I didn’t want to talk about it anymore. I didn’t even want to think. “Come on,” I said, standing up abruptly and taking his hand then, pulling him through the crowded tent. “Let’s get a drink.”

That night I lay awake just like always, tossing and turning on the scratchy hotel sheets, headachey and out of it: I’d never slept alone in a hotel room in my life. Every time the AC kicked on or off, I startled. There wasn’t anything worth watching on TV. I remembered sharing the big hotel bed with Olivia the night of our auditions in Orlando, how lucky and content I’d felt as we flipped through the channels and chattered about nothing in particular. It felt like it had happened to someone else entirely.
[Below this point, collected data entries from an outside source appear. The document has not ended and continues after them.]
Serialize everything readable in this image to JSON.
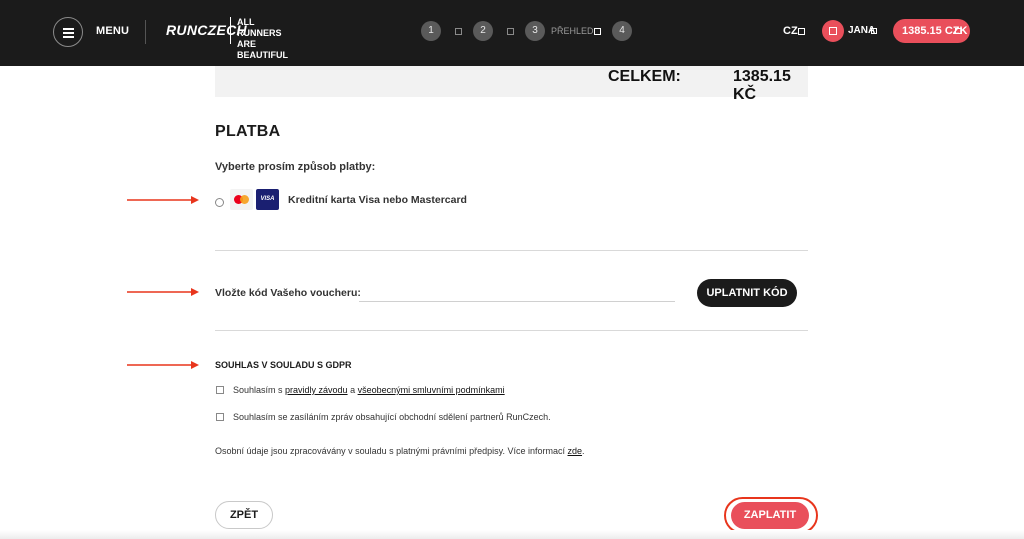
{
  "header": {
    "menu_label": "MENU",
    "logo_text": "RUNCZECH",
    "tagline": "ALL RUNNERS ARE BEAUTIFUL",
    "steps": [
      "1",
      "2",
      "3",
      "4"
    ],
    "current_step_label": "PŘEHLED",
    "language": "CZ",
    "user_name": "JANA",
    "cart_total": "1385.15 CZK"
  },
  "summary": {
    "total_label": "CELKEM:",
    "total_value": "1385.15 KČ"
  },
  "payment": {
    "title": "PLATBA",
    "subtitle": "Vyberte prosím způsob platby:",
    "card_option_label": "Kreditní karta Visa nebo Mastercard",
    "visa_text": "VISA"
  },
  "voucher": {
    "label": "Vložte kód Vašeho voucheru:",
    "value": "",
    "placeholder": "",
    "apply_label": "UPLATNIT KÓD"
  },
  "gdpr": {
    "title": "SOUHLAS V SOULADU S GDPR",
    "consent1_prefix": "Souhlasím s ",
    "consent1_link1": "pravidly závodu",
    "consent1_mid": " a ",
    "consent1_link2": "všeobecnými smluvními podmínkami",
    "consent2": "Souhlasím se zasíláním zpráv obsahující obchodní sdělení partnerů RunCzech.",
    "note_text": "Osobní údaje jsou zpracovávány v souladu s platnými právními předpisy. Více informací ",
    "note_link": "zde",
    "note_end": "."
  },
  "actions": {
    "back_label": "ZPĚT",
    "pay_label": "ZAPLATIT"
  },
  "colors": {
    "header_bg": "#1b1b1b",
    "accent": "#e94f5b",
    "annotation_red": "#e8351c"
  }
}
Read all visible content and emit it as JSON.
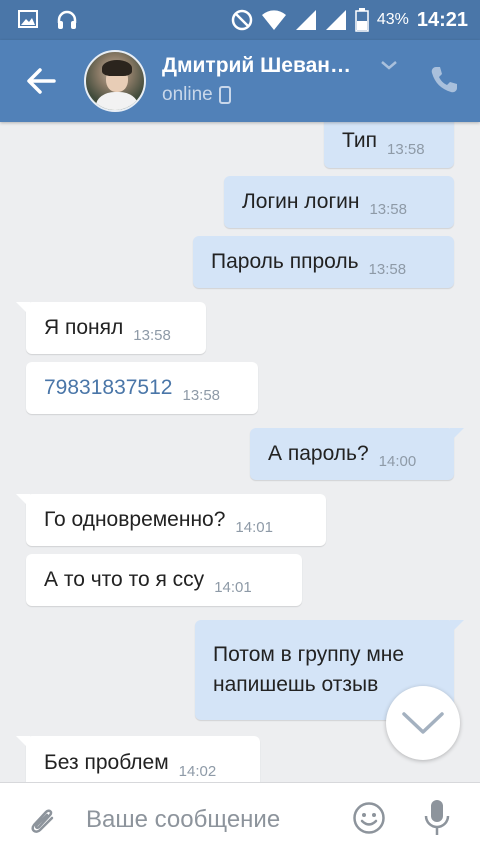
{
  "status_bar": {
    "battery": "43%",
    "time": "14:21"
  },
  "header": {
    "contact_name": "Дмитрий Шеван…",
    "status": "online"
  },
  "messages": [
    {
      "direction": "out",
      "text": "Тип",
      "time": "13:58"
    },
    {
      "direction": "out",
      "text": "Логин логин",
      "time": "13:58"
    },
    {
      "direction": "out",
      "text": "Пароль ппроль",
      "time": "13:58"
    },
    {
      "direction": "in",
      "text": "Я понял",
      "time": "13:58"
    },
    {
      "direction": "in",
      "text": "79831837512",
      "time": "13:58"
    },
    {
      "direction": "out",
      "text": "А пароль?",
      "time": "14:00"
    },
    {
      "direction": "in",
      "text": "Го одновременно?",
      "time": "14:01"
    },
    {
      "direction": "in",
      "text": "А то что то я ссу",
      "time": "14:01"
    },
    {
      "direction": "out",
      "text": "Потом в группу мне напишешь отзыв",
      "time": ""
    },
    {
      "direction": "in",
      "text": "Без проблем",
      "time": "14:02"
    }
  ],
  "composer": {
    "placeholder": "Ваше сообщение"
  }
}
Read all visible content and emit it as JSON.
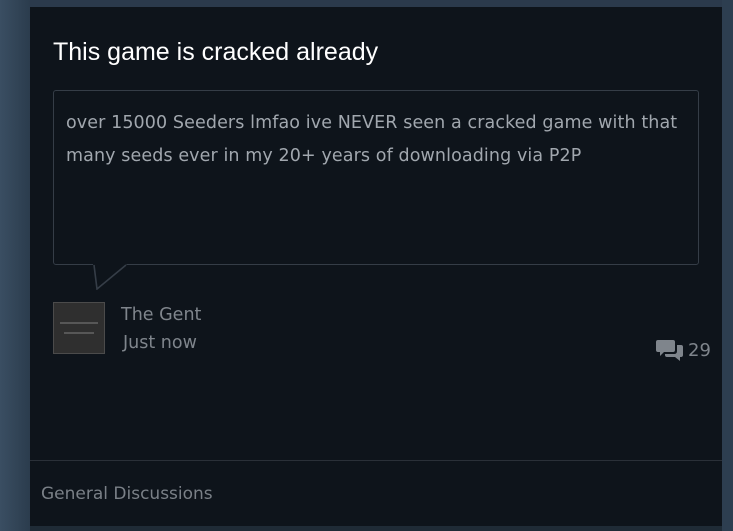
{
  "topic": {
    "title": "This game is cracked already",
    "body": "over 15000 Seeders lmfao ive NEVER seen a cracked game with that many seeds ever in my 20+ years of downloading via P2P",
    "author": "The Gent",
    "timestamp": "Just now",
    "reply_count": "29",
    "category": "General Discussions"
  },
  "icons": {
    "comments": "comments-icon",
    "avatar": "user-avatar"
  },
  "colors": {
    "card_background": "#0e141b",
    "title_text": "#ffffff",
    "body_text": "#a1a7ae",
    "meta_text": "#7f858c",
    "bubble_border": "#353d47"
  }
}
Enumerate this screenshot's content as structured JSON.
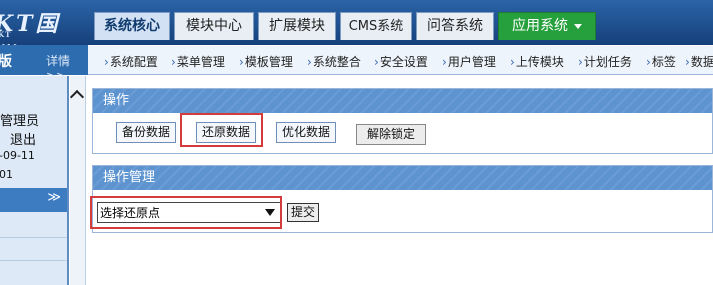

I thought I’d get up and rehearse until I tired myself out, maybe, but there wasn’t enough floor space to do the routines. I’d seen a sign saying the hotel gym was open twenty-four hours, though, so finally I shoved my sneakers onto my feet and took the elevator down to the basement. At the very least, I could tell Charla I’d gotten a workout in. But when I got down there, Olivia was already on the treadmill in a pair of shorts and a tank top, running like she was being chased. I saw her before she saw me; when she noticed, she stumbled just the slightest bit, not quite a missed step. Good, I thought. I hoped she’d break her ankle, except for the part where I didn’t actually hope that at all.

Probably the smart thing to do would have been to turn around and walk right back out, but instead I put my chin up, a challenge. I had just as much of a right to be here as she did, after all, even if she didn’t think so. It was the first time we’d been alone together in weeks. “Hey,” I said, tucking my key card into the waistband of my shorts.

Olivia looked at me for a moment. “Hey,” she said. I couldn’t help noticing that her collarbones and elbows looked sharper than they had a couple of weeks ago; I wasn’t sure if I was imagining it, or if her eyes seemed sunken in. I tried not to worry about the fact that she was exercising in the middle of the night, about whether she was eating. She’d made it clear she didn’t want my help.

I shook off the thought and walked over to the free weights, trying not to wonder what she was doing down here—if she couldn’t sleep like me, if something was bothering her. What it was that had her running so fast. I tried not to think about the dozen years we’d been best friends back in Jessell, how I’d felt like I could tell her anything and it would be okay. I missed her, badly. I wanted that not to be true.

Olivia slowed just a bit as I picked up a couple of fifteen-pound free weights, trying not to wince when they were way heavier than I thought. “You know what you’re doing with those?” Olivia asked.

“Yup,” I said, which wasn’t strictly the truth—I’d used them with Charla a few times back in Orlando, but never without her coaching me. Still, how hard could it possibly be? They were weights. You lifted them. “I’m good, thanks.”

Olivia wasn’t buying. “You’re going to hurt yourself,” she said.

“I’m fine,” I assured her, heaving a weight up in either hand. Fuck, who would have thought that thirty pounds was so much to lift at once? Not that I’d ever let Olivia see me put them down. Not now. I curled them a couple of times, the muscles in my arms crying out in protest.